Friday, 4 May 2012

Heart-stopping moments

As I mentioned previously, when you're waiting to hear back from pupillage applications, every time your phone buzzes with a new email your heart skips several beats. I'm fairly sure that, on a number of occasions last year, I technically suffered a cardiac arrest.

The bast majority of the time it's a mailshot from some ridiculous website you signed up to in a particularly weak moment. Rarely, very rarely, it's about pupillage.

When it's about pupillage, every email starts the same:

"Dear Mini


Thank you for applying to our set. This year we had over [insert unreasonably large number here] applications, and we have spent a great deal of time and effort going through each one to ensure that every candidate is properly assessed. The quality has been exceptionally high."

Standard opening. The next few words then either crush your dreams entirely, or make you do a cartwheel.

Option 1

"Unfortunately..."

Game over. Cheers chap. Seeya next year.

Option 2

"I am delighted..."

HOORAY THE WORLD IS AWESOME. BY GOD, HAVE YOU SEEN THE MOON TONIGHT, IT'S SO ROUND!!

Today, I was sitting in Southwark Crown Court, crime geek that I am, watching a serious fraud trial. Just for fun. (shoot me now). I felt a buzz in my pocket. I tried to be rational, "it's only a few days since the portal closed, they can't possibly be responding to applications now - I'll ignore it".

When the trial adjourned for lunch I checked my email. It was from QEB Hollis Whiteman. One of the top criminal sets; a set I have applied to.

"Dear Mini


Bla Bla Bla, 271 Applicants, high quality, etc etc etc."

But there was no unfortunately. No delighted. No, well, no ANYTHING. Just an explanation of how their system works, and how they hope to assess candidates.

Of course, being informed is lovely, but DON'T THEY KNOW THEY'VE JUST GIVEN 271 PEOPLE A HEART ATTACK?!

If I had died I am absolutely certain that Ladyfemale would have had some form of grounds for unlawful killing. She'd have made millions.

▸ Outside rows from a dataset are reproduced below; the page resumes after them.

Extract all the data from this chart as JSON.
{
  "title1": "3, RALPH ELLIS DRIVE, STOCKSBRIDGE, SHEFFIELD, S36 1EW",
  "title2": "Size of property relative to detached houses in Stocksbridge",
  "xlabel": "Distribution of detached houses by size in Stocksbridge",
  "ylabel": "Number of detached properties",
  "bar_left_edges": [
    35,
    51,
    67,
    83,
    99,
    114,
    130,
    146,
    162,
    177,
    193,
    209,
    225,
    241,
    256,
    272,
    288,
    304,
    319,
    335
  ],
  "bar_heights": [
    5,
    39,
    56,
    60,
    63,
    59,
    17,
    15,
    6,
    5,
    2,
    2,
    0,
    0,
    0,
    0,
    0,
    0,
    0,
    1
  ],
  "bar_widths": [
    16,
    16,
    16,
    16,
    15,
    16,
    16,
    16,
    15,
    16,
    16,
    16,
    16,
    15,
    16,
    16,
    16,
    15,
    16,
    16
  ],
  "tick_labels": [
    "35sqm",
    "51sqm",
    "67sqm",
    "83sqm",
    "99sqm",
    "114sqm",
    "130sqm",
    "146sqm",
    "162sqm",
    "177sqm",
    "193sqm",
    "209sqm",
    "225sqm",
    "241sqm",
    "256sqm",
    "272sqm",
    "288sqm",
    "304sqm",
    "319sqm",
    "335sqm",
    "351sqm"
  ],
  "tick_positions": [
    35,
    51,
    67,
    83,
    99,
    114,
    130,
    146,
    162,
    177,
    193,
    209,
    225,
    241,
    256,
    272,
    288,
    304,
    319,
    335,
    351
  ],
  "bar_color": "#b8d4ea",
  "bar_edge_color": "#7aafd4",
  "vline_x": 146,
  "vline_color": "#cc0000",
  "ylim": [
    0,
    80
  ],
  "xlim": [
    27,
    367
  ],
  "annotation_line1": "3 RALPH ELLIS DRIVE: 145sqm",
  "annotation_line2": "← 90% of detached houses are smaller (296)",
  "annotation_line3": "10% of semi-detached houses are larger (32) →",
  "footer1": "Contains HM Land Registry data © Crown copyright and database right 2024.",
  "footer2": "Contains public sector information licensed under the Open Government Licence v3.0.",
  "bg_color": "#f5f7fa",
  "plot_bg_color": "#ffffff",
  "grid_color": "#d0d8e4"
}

Of course, I'm being silly. Frankly, the reason QEB's email had such an effect on me (and others I have spoken to) is because no other set has ever shown that kind of courtesy. The pupillage season is a time of being ignored, or rejections by silence, and of a constant sense of dread. If more Sets took the time to write to their applicants in this way, setting out a time table, explaining how the process was to operate, we would have several thousand law students and graduates exemplifying a level of sanity not previously seen between the months of April and August. Well done QEB!